Exempt Personal Property
Appellants next contend that the turnover order is erroneous because the domain name “allianceriggersandconstructors.com” is exempt personal property under Section 42.002 of the Texas Property. Personal property, as described in Section 42.002, is exempt from garnishment, attachment, execution, or other seizure if certain conditions are met. See TEX.PROP.CODE ANN. § 42.001(a)(West Supp. 2016). A domain name is not included in the list of items designated by Section 42.002 as exempt personal property. See TEX.PROP.CODE ANN. § 42.002 (West 2014).

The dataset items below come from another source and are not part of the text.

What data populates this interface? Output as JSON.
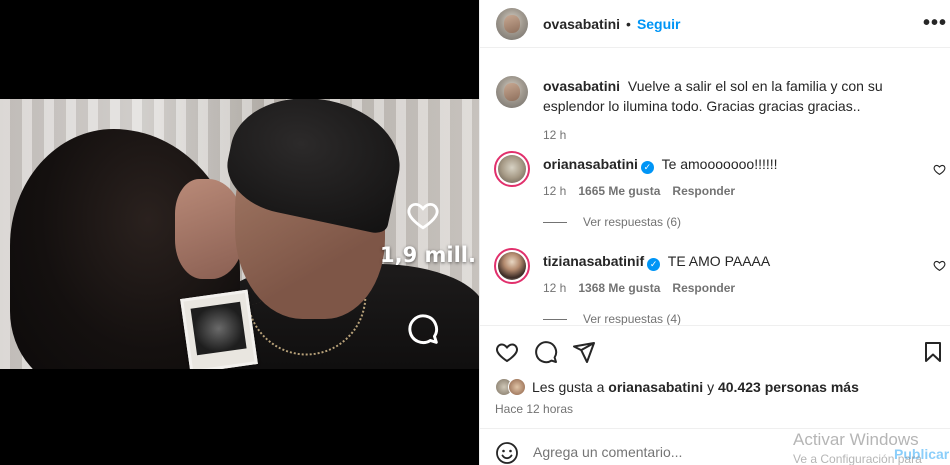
{
  "post": {
    "owner": "ovasabatini",
    "dot": "•",
    "follow_label": "Seguir",
    "more_label": "•••",
    "caption_text": "Vuelve a salir el sol en la familia y con su esplendor lo ilumina todo. Gracias gracias gracias..",
    "caption_time": "12 h",
    "media_likes_overlay": "1,9 mill."
  },
  "comments": [
    {
      "username": "orianasabatini",
      "verified": true,
      "text": "Te amooooooo!!!!!!",
      "time": "12 h",
      "likes": "1665 Me gusta",
      "reply_label": "Responder",
      "view_replies": "Ver respuestas (6)",
      "avatar_icon": "cat-avatar"
    },
    {
      "username": "tizianasabatinif",
      "verified": true,
      "text": "TE AMO PAAAA",
      "time": "12 h",
      "likes": "1368 Me gusta",
      "reply_label": "Responder",
      "view_replies": "Ver respuestas (4)",
      "avatar_icon": "woman-avatar"
    }
  ],
  "engagement": {
    "liked_by_prefix": "Les gusta a",
    "liked_by_user": "orianasabatini",
    "liked_by_connector": "y",
    "liked_by_rest": "40.423 personas más",
    "posted_when": "Hace 12 horas"
  },
  "composer": {
    "placeholder": "Agrega un comentario...",
    "publish_label": "Publicar"
  },
  "os_watermark": {
    "line1": "Activar Windows",
    "line2": "Ve a Configuración para"
  },
  "icons": {
    "like": "heart-icon",
    "comment": "comment-icon",
    "share": "send-icon",
    "save": "bookmark-icon",
    "emoji": "emoji-icon",
    "verified": "verified-badge-icon"
  },
  "colors": {
    "link_blue": "#0095f6",
    "muted": "#737373",
    "text": "#262626",
    "story_ring": "#e1306c"
  }
}
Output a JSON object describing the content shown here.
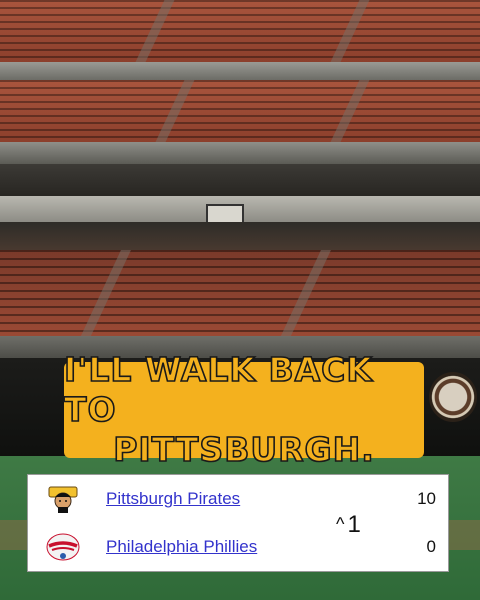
{
  "caption": {
    "line1": "I'll walk back to",
    "line2": "Pittsburgh."
  },
  "scorecard": {
    "teams": [
      {
        "name": "Pittsburgh Pirates",
        "score": "10",
        "logo_icon": "pirates-logo"
      },
      {
        "name": "Philadelphia Phillies",
        "score": "0",
        "logo_icon": "phillies-logo"
      }
    ],
    "indicator": {
      "caret": "^",
      "value": "1"
    }
  },
  "colors": {
    "caption_bg": "#f4b11e",
    "caption_text_outline": "#1a1a1a",
    "link": "#3333cc",
    "card_bg": "#ffffff"
  }
}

We understand Appellants to argue, however, that it falls under Section 42.002(a)(4) which provides that the following items are exempt: “tools, equipment, books, and apparatus, including boats and motor vehicles used in a trade or profession.” See TEX.PROP.CODE ANN. § 42.002(a)(4). A domain name is not a tool, nor is it a piece of equipment, a book, or apparatus. Appellants have not cited, and we are unable to find any authority holding that a domain name is exempt personal property under any other portion of Section 42.002.
Appellants also assert that the domain name is exempt personal property under Section 522 of the Bankruptcy Code. See 11 U.S.C.A. § 522 (West 2016 & Supp. 2017). Appellants have not presented any record citations, argument, or authority in support of their claim that the domain name is exempt personal property under the Bankruptcy Code.3 This argument is waived because it is inadequately briefed. See TEX.R.APP.P. 38.1(i); Fredonia State Bank v. General American Life Insurance Company, 881 S.W.2d 279, 284 (Tex. 1994). Issue One is overruled. Having overruled the issues presented, we affirm the turnover order.
1. Ms. Restrepo was represented by counsel at trial while Mr. Restrepo was pro se. On appeal, Appellants are pro se.
2. The appeal from the judgment was assigned cause number 08-15-00348-CV and it is styled Linda S. Restrepo and Carlos E. Restrepo d/b/a Collectively RDI Global Services and R&D International v. Alliance Riggers and Constructors, Ltd.
3. Appellants' brief includes a single sentence stating their argument based on 11 U.S.C.A. § 522: “The lower Court erred in issuing a Turnover Order on property which the Appellants exercised their Constitutional Right to claim as statutory exempt under Texas Property Code, Exempt Property, Sec. 42.002.(a), and 11 U.S. Code § 522 - Exemptions under Federal Law.”